Modernisierung des Verwaltungsverfahrens
Der Entwurf enthält weitere Anpassungen für einen effizienteren Rechtsstaat. So soll etwa die Amtsermittlungspflicht der Gerichte neu justiert und das Verhältnis zur Beibringungspflicht der Parteien klarer gefasst werden.
Ein weiterer Schritt in die Moderne: Formelle Widersprüche gegen Verwaltungsakte sollen künftig auch per einfacher E-Mail eingereicht werden dürfen. Diese Änderungen zielen darauf ab, die VwGO an die digitale Kommunikation unserer Zeit anzupassen und Verfahren zu beschleunigen.
Mehr Macht für die Justiz
Die Debatte um die Durchsetzungsschwäche der Verwaltungsgerichtsbarkeit ist alt. Immer wieder verzögern Behörden die Umsetzung klarer Urteile, weil die Konsequenzen gering ausfallen. Die geplante Reform ist eine direkte Antwort auf diese Praxis.
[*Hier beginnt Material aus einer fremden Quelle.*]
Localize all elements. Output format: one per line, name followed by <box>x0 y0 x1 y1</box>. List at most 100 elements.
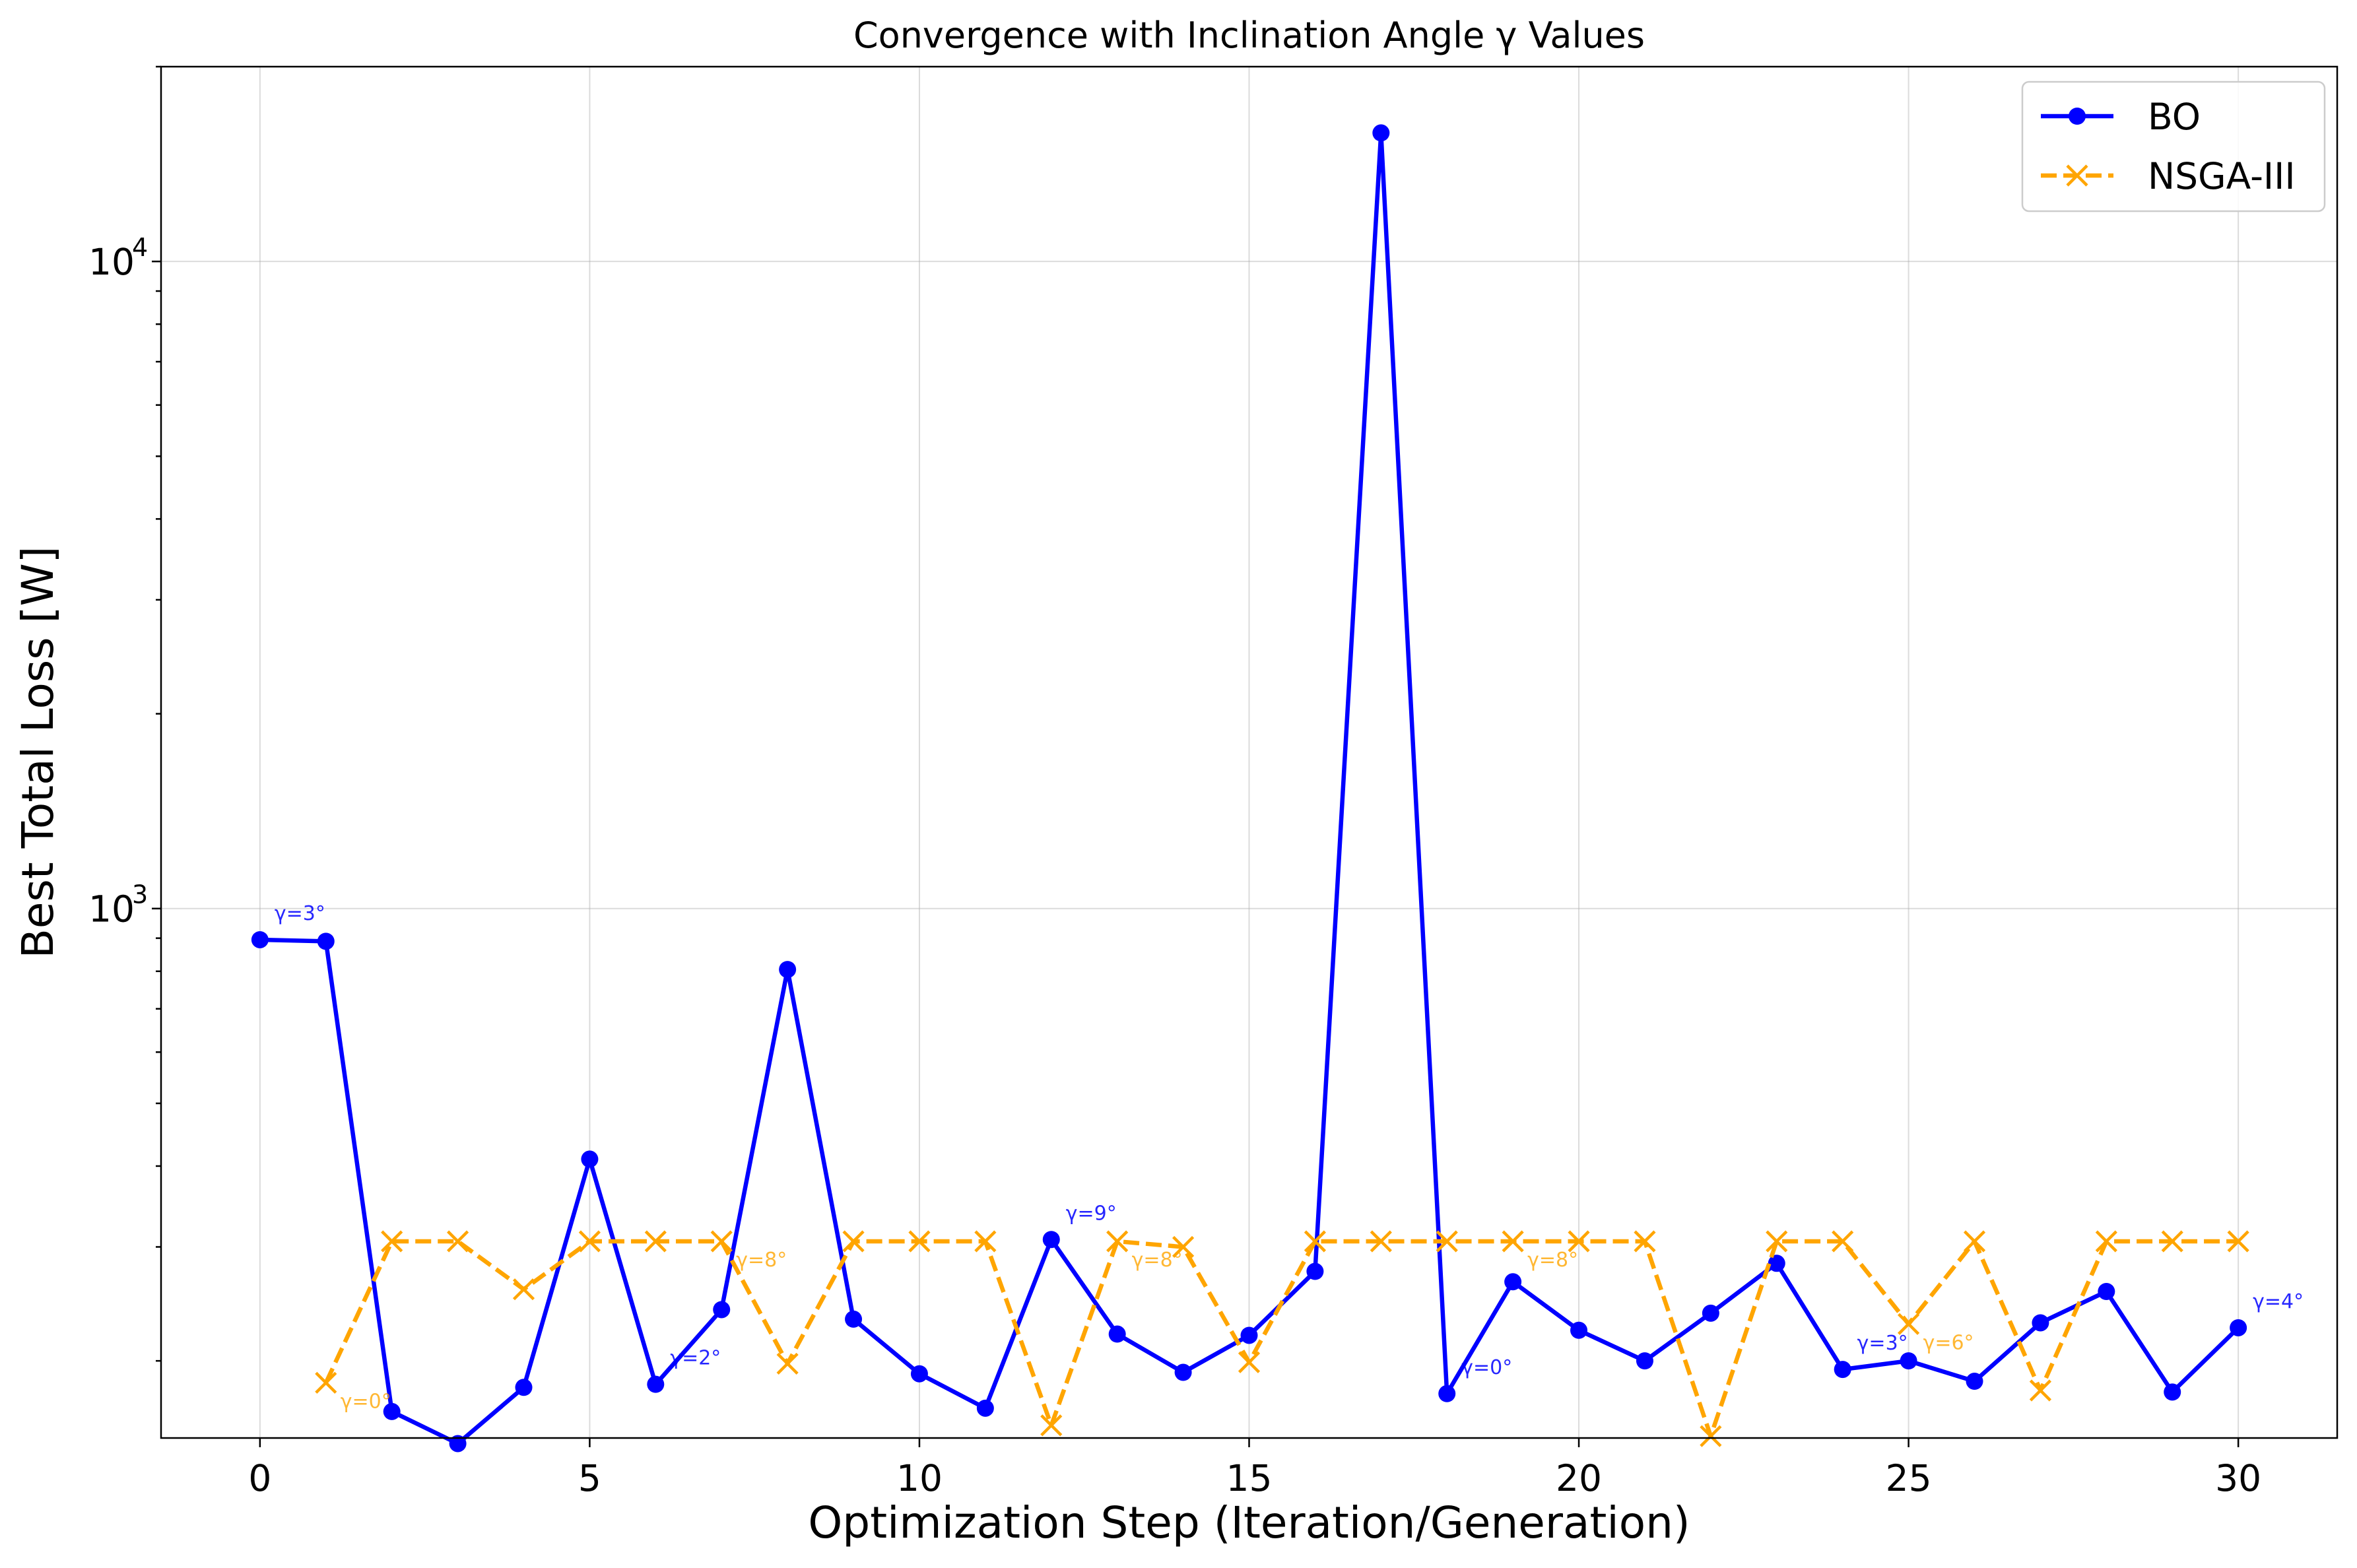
data-point <box>1304 1230 1327 1253</box>
x-tick-label: 5 <box>578 1457 601 1499</box>
data-point <box>449 1435 467 1453</box>
data-point <box>644 1230 667 1253</box>
series-bo <box>251 124 2247 1453</box>
data-point <box>908 1230 931 1253</box>
data-point <box>713 1301 731 1319</box>
data-point <box>317 932 335 950</box>
data-point <box>1174 1363 1192 1381</box>
data-point <box>1832 1230 1854 1253</box>
data-point <box>845 1310 863 1328</box>
data-point <box>2230 1319 2247 1336</box>
data-point <box>910 1365 928 1383</box>
data-point <box>1108 1325 1126 1343</box>
x-axis-label: Optimization Step (Iteration/Generation) <box>808 1497 1690 1548</box>
data-point <box>1436 1230 1458 1253</box>
data-point <box>1040 1414 1063 1437</box>
data-point <box>581 1150 599 1168</box>
point-annotation: γ=0° <box>341 1390 391 1413</box>
data-point <box>1372 124 1390 142</box>
point-annotation: γ=4° <box>2253 1290 2304 1313</box>
grid <box>161 67 2337 1438</box>
data-point <box>2029 1379 2052 1402</box>
data-point <box>1240 1326 1258 1344</box>
x-tick-label: 10 <box>896 1457 943 1499</box>
data-point <box>1900 1352 1917 1370</box>
data-point <box>383 1402 401 1420</box>
data-point <box>1438 1385 1456 1402</box>
chart-title: Convergence with Inclination Angle γ Val… <box>853 15 1645 56</box>
data-point <box>976 1399 994 1417</box>
data-point <box>251 931 269 948</box>
data-point <box>1700 1425 1722 1447</box>
x-tick-label: 15 <box>1226 1457 1273 1499</box>
data-point <box>779 961 797 979</box>
data-point <box>2227 1230 2249 1253</box>
data-point <box>2032 1314 2049 1332</box>
point-annotation: γ=0° <box>1461 1356 1512 1379</box>
legend-label: NSGA-III <box>2148 155 2296 197</box>
data-point <box>1172 1235 1195 1258</box>
x-tick-label: 20 <box>1556 1457 1602 1499</box>
data-point <box>1634 1230 1656 1253</box>
point-annotation: γ=8° <box>1527 1249 1578 1272</box>
point-annotation: γ=3° <box>275 902 325 925</box>
data-point <box>1636 1352 1653 1370</box>
data-point <box>315 1371 337 1394</box>
data-point <box>1963 1230 1986 1253</box>
data-point <box>1766 1230 1788 1253</box>
data-point <box>512 1278 535 1301</box>
series-nsga-iii <box>315 1230 2249 1447</box>
data-point <box>2095 1230 2117 1253</box>
series-line <box>323 1239 2239 1439</box>
y-tick-label-exponent: 4 <box>132 233 148 262</box>
data-point <box>1568 1230 1590 1253</box>
data-point <box>1370 1230 1392 1253</box>
data-point <box>2161 1230 2183 1253</box>
data-point <box>447 1230 469 1253</box>
data-point <box>381 1230 403 1253</box>
legend-marker <box>2069 108 2086 125</box>
x-tick-label: 30 <box>2215 1457 2261 1499</box>
x-tick-label: 0 <box>248 1457 271 1499</box>
y-axis-label: Best Total Loss [W] <box>13 546 63 959</box>
y-tick-label: 10 <box>88 241 135 283</box>
x-axis-ticks: 0 5 10 15 20 25 30 <box>248 1438 2261 1499</box>
legend-label: BO <box>2148 96 2201 138</box>
data-point <box>1238 1351 1261 1373</box>
data-point <box>1106 1230 1129 1253</box>
data-point <box>842 1230 865 1253</box>
data-point <box>710 1230 733 1253</box>
legend-marker <box>2066 164 2088 187</box>
data-point <box>647 1375 665 1393</box>
data-point <box>2164 1383 2181 1401</box>
point-annotation: γ=8° <box>736 1249 787 1272</box>
y-tick-label-exponent: 3 <box>132 880 148 909</box>
data-point <box>1966 1373 1983 1390</box>
data-point <box>776 1352 799 1375</box>
data-point <box>1834 1361 1851 1379</box>
point-annotation: γ=6° <box>1923 1331 1974 1354</box>
point-annotation: γ=3° <box>1857 1332 1908 1355</box>
point-annotation: γ=8° <box>1132 1249 1183 1272</box>
data-point <box>1702 1304 1719 1322</box>
series-layer <box>251 124 2249 1453</box>
data-point <box>515 1379 533 1396</box>
data-point <box>1570 1321 1588 1339</box>
y-tick-label: 10 <box>88 888 135 931</box>
data-point <box>1504 1273 1522 1291</box>
x-tick-label: 25 <box>1886 1457 1932 1499</box>
data-point <box>2098 1283 2115 1301</box>
point-annotation: γ=9° <box>1066 1202 1117 1225</box>
data-point <box>1042 1231 1060 1249</box>
point-annotation: γ=2° <box>670 1347 721 1370</box>
legend: BO NSGA-III <box>2021 81 2326 212</box>
data-point <box>974 1230 997 1253</box>
data-point <box>578 1230 601 1253</box>
data-point <box>1768 1255 1785 1272</box>
data-point <box>1897 1313 1920 1335</box>
data-point <box>1306 1262 1324 1280</box>
annotations-layer: γ=3° γ=2° γ=9° γ=0° γ=3° γ=4° γ=0° γ=8° γ=8° γ=8°… <box>275 902 2304 1413</box>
Die Erhöhung der Zwangsgelder und die Unterbindung des internen Geldflusses könnten vor allem in sensiblen Bereichen Wirkung zeigen: bei Umweltauflagen, Baugenehmigungen oder Sozialleistungen, wo staatliches Handeln oft über das Wohl von Bürgern und Unternehmen entscheidet.
Langer Weg bis zum Gesetz
Es handelt sich bisher um einen Referentenentwurf – die erste Stufe im deutschen Gesetzgebungsverfahren. Der Vorschlag muss nun in der Bundesregierung abgestimmt, vom Kabinett beschlossen und dann in den Bundestag eingebracht werden. Dort sind Änderungen möglich.
Während Juristen und Richter die Pläne grundsätzlich begrüßen, werden die Details in den kommenden parlamentarischen Beratungen noch diskutiert werden. Ob und wie diese fundamentale Stärkung der Verwaltungsjustiz schließlich umgesetzt wird, bleibt also abzuwarten.